研究目的本研究旨在开发和验证基于机器学习的诊断和预后模型，以预测肝细胞癌（HCC）患者发生远处淋巴结转移（DLNM）的风险，并评估该人群的预后：本研究采用回顾性设计，利用从监测、流行病学和最终结果（SEER）数据库（特别是 2024 年 1 月的子集）中提取的数据进行分析：研究队列由 SEER 数据库中确定的 15,775 名确诊为 HCC 的患者组成，时间跨度为 2016 年至 2020 年：在构建诊断模型时，采用递归特征消除法（RFE）进行变量选择，其中包含五个关键预测因素：年龄、肿瘤大小、放射治疗、T期和血清甲胎蛋白（AFP）水平。这些变量是堆叠集合模型的基础，该模型通过夏普利相加解释（SHAP）得到进一步阐明。相反，预后模型则是利用逐步回归法来选择相关变量，包括化疗、放疗、肿瘤大小和年龄。该模型的最终结果是建立一个预后提名图，并以 Cox 比例危险模型为基础：诊断模型的结果是患者出现 DLNM。预后模型的结果由生存时间和生存状态决定：结果：基于堆叠法开发的综合模型显示出良好的预测性能、较高的解释变异性和区分度。训练集的曲线下面积（AUC）为 0.767，验证集的 AUC 为 0.768。使用 Cox 模型构建的提名图也显示出一致而强大的预测能力。同时，我们发现了对 DLNM 和预后有重大影响的因素，并广泛讨论了这些因素在模型和临床实践中的意义：我们的研究确定了 DLNM 的关键预测因素，并阐明了患有 DLNM 的 HCC 患者的重要预后指标。这些发现为临床医生准确识别 DLNM 的高危人群并对这一患者亚群进行更精确的风险分层提供了宝贵的工具，从而有可能改善管理策略和患者预后。

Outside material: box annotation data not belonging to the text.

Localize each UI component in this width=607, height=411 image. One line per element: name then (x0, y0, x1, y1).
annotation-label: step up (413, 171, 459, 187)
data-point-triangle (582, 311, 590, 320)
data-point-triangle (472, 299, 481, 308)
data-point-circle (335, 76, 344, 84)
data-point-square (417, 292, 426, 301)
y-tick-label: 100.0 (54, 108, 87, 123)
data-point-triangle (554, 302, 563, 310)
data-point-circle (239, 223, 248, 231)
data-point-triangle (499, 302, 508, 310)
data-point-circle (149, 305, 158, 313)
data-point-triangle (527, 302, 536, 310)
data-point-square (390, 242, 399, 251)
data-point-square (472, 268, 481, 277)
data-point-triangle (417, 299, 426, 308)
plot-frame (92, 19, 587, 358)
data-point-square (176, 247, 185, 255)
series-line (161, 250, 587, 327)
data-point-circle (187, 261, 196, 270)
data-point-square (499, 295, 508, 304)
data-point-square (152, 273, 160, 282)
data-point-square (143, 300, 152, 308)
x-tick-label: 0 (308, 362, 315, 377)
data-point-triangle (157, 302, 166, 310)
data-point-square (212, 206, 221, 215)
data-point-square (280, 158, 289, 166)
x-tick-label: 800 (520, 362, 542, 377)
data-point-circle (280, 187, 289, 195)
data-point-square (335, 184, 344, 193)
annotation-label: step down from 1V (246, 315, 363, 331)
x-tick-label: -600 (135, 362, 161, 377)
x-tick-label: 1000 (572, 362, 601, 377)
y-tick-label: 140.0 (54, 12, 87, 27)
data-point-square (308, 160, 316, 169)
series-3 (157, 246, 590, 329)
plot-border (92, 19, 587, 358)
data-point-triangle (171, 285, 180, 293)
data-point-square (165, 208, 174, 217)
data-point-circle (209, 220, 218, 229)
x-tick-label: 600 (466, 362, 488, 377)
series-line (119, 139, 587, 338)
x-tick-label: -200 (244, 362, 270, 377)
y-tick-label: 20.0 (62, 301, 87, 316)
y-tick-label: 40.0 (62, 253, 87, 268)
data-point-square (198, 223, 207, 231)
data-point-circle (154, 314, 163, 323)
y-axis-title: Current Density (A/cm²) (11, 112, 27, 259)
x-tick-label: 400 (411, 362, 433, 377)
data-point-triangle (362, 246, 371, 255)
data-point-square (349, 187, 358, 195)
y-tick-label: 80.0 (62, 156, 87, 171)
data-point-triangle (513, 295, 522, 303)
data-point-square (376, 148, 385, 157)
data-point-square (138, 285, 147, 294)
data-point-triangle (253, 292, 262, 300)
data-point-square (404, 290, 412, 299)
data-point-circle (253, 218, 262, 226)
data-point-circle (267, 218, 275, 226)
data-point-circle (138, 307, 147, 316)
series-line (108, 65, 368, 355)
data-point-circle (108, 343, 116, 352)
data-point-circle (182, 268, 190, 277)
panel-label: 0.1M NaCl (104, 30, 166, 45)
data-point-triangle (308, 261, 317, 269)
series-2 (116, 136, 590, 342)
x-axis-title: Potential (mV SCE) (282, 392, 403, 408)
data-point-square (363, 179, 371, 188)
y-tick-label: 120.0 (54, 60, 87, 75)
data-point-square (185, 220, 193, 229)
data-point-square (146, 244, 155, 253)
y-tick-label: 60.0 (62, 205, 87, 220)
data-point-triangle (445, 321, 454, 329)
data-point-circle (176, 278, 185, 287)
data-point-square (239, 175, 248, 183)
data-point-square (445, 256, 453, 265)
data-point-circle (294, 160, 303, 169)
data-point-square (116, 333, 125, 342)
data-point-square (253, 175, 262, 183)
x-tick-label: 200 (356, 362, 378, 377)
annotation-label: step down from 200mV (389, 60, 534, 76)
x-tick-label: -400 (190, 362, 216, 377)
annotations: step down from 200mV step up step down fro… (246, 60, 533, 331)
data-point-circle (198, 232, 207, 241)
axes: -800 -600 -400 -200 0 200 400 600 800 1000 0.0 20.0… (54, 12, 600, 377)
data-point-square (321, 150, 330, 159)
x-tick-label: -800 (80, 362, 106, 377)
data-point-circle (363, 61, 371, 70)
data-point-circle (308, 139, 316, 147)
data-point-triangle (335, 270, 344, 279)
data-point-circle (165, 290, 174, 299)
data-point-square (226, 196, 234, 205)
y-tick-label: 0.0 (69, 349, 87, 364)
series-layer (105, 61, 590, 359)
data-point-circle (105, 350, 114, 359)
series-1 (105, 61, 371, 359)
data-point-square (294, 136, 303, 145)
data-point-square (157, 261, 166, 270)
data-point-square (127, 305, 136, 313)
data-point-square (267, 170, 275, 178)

本文章由计算机程序翻译，如有差异，请以英文原文为准。

求助全文

约1分钟内获得全文求助全文

来源期刊

Journal of Gene Medicine 医学-生物工程与应用微生物

CiteScore

6.40

自引率

0.00%

发文量

审稿时长

6-12 weeks

期刊介绍： The aims and scope of The Journal of Gene Medicine include cutting-edge science of gene transfer and its applications in gene and cell therapy, genome editing with precision nucleases, epigenetic modifications of host genome by small molecules, siRNA, microRNA and other noncoding RNAs as therapeutic gene-modulating agents or targets, biomarkers for precision medicine, and gene-based prognostic/diagnostic studies. Key areas of interest are the design of novel synthetic and viral vectors, novel therapeutic nucleic acids such as mRNA, modified microRNAs and siRNAs, antagomirs, aptamers, antisense and exon-skipping agents, refined genome editing tools using nucleic acid /protein combinations, physically or biologically targeted delivery and gene modulation, ex vivo or in vivo pharmacological studies including animal models, and human clinical trials. Papers presenting research into the mechanisms underlying transfer and action of gene medicines, the application of the new technologies for stem cell modification or nucleic acid based vaccines, the identification of new genetic or epigenetic variations as biomarkers to direct precision medicine, and the preclinical/clinical development of gene/expression signatures indicative of diagnosis or predictive of prognosis are also encouraged.